L'articolo del quotidiano romano comunque fa impazzire i grillini. Alle sette del mattino, quando i quotidiani ancora odorano di inchiostro, già mandano la smentita: «È clamorosamente inventato il retroscena pubblicato sul Messaggero. Una totale invenzione del giornalista che ipotizza una scissione nel gruppo parlamentare M5S con tanto di elenco di nostri portavoce che vorrebbero lasciare il Movimento. Ancora una volta ci ritroviamo a dover smentire una fake news che mira a disinformare i cittadini e screditare il MoVimento».

Il Messaggero conferma la notizia. L'articolo, fa sapere il quotidiano romano, «è frutto di una verifica con più fonti, anche le più qualificate, del Movimento stesso». Ma questo non frena la veemenza grillina: «Abbiamo capito che dopo i renziani e i Thegiornalisti la scissione va di moda, ma in questo caso è una notizia totalmente infondata». Così scrive il Blog delle Stelle.

Cosa c'è di vero? Sicuramente il malessere nel Movimento è un fatto. La sete di vendetta verso Matteo Salvini, la fretta di togliergli il ministero dell' Interno, ha spinto i grillini a sottovalutare l'impatto negativo che un'alleanza con il Pd poteva avere sul proprio elettorato. Ma anche sui quadri locali. In Umbria, per esempio, è in corso una rivolta interna contro l'ipotesi di un patto civico per correre insieme ai dem alle Regionali. Oggi l'ultima parola toccherà a Rousseau.

A placare gli animi non aiutano le uscite di Alessandro Di Battista. Che si mette alla testa dell'ala anti-Pd, dicendo che lui, l'accordo giallorosso, non l'avrebbe mai fatto. «Non vi fidate del Pd derenzizzato, Renzi ci ha lasciato dentro decine di pali, non è affatto andato via». Ma per l'ex deputato M5s bisognerà stare attenti anche alle «smielate parole» di Dario Franceschini.
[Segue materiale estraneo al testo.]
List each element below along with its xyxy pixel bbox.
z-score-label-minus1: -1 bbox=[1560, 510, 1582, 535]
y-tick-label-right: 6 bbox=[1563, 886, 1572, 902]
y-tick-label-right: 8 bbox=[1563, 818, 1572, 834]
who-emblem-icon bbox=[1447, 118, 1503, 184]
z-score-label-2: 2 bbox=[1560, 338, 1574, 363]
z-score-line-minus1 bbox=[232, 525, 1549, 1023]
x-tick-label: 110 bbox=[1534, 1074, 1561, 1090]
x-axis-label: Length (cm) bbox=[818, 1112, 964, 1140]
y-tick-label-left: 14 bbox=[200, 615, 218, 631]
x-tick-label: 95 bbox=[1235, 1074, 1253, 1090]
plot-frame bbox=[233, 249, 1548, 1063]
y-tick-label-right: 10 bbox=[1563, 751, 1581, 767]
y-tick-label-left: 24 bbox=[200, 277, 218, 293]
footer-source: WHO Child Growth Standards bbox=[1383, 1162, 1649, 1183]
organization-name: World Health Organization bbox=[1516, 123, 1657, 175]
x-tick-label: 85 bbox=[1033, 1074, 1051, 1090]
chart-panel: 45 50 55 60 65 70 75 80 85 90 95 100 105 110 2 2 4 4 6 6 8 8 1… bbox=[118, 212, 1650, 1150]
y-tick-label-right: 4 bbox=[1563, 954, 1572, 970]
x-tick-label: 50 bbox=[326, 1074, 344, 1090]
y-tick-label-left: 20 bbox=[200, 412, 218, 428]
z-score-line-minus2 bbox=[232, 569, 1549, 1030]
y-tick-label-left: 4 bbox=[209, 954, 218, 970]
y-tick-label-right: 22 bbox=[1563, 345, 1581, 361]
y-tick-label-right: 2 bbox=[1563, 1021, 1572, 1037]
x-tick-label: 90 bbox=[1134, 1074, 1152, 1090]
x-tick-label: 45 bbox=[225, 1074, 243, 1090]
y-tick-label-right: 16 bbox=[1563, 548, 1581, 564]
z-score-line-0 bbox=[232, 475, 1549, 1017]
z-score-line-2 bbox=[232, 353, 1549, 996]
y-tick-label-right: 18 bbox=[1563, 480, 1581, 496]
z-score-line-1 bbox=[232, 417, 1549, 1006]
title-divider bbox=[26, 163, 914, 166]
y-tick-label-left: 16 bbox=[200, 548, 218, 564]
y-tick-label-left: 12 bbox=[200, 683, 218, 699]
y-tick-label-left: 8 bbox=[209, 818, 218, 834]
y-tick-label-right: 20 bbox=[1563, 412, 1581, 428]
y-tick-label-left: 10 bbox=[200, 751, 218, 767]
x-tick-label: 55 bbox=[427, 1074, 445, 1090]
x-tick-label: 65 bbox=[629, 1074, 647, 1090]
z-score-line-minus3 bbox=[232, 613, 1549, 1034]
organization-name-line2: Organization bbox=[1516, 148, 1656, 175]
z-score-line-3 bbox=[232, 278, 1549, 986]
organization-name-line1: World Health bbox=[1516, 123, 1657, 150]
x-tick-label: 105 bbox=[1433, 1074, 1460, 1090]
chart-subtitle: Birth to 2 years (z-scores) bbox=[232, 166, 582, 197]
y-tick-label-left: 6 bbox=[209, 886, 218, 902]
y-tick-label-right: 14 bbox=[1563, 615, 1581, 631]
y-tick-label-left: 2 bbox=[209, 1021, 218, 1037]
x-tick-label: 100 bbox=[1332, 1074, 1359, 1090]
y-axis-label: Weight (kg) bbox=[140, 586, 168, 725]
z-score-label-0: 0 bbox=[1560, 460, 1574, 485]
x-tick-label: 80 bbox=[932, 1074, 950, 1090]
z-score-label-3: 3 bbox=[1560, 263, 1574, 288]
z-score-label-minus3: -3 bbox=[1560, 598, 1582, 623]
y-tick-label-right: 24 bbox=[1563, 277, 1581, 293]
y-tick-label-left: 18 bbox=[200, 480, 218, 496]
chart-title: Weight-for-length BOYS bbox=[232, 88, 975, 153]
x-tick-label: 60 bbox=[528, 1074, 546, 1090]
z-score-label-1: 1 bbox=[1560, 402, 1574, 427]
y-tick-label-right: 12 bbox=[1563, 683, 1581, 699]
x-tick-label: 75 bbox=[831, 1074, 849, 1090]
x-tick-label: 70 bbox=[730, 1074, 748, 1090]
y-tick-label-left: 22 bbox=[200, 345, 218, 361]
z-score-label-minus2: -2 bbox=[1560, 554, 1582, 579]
E ai veri propositi dei dem, come sulle concessioni autostradali. «Ho sempre reputato il Pd il partito del sistema per eccellenza, quindi il più pericoloso». Però, conclude, «non voglio destabilizzare nulla e nessuno». Figurarsi se voleva picconare .
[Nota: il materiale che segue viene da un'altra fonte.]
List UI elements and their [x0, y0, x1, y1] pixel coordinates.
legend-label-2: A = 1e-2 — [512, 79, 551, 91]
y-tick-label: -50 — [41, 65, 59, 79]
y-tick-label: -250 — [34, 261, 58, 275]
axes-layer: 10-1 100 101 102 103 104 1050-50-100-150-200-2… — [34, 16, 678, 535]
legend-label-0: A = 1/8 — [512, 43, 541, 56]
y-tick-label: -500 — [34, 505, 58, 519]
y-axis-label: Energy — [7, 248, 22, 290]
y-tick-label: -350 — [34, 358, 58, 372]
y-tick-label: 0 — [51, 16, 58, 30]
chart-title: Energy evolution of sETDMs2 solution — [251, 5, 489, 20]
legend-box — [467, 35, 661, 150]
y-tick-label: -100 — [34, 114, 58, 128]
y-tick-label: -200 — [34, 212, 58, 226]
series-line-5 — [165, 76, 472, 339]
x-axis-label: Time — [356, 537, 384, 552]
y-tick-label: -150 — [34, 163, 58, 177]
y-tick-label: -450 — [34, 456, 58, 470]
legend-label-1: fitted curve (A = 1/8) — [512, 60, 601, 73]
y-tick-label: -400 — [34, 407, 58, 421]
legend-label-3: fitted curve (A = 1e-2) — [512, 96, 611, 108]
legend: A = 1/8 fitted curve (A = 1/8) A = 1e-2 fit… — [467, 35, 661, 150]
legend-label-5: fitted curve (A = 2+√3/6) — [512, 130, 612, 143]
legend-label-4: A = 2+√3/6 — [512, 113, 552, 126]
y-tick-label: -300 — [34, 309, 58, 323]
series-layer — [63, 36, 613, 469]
Le parole di Di Battista fanno proseliti. Il sottosegretario ai Rapporti col Parlamento, Gianluca Castaldi, concorda: «Farei un post identico, cambiando solo l' ultimo passaggio: io da dentro farò le mie battaglie». Anche Nicola Morra, presidente dell' Antimafia, applaude: «Concordo, siamo al governo con il partito più ipocrita della storia d' Italia» ma, ricorda a Dibba, «abbiamo deciso di sporcarci le mani e ce le siamo già sporcate con la Lega». Il Pd si offende: «Consiglierei al premier Conte e al ministro di Maio di tenere a bada i deliri di Di Battista», ammonisce Andrea Marcucci.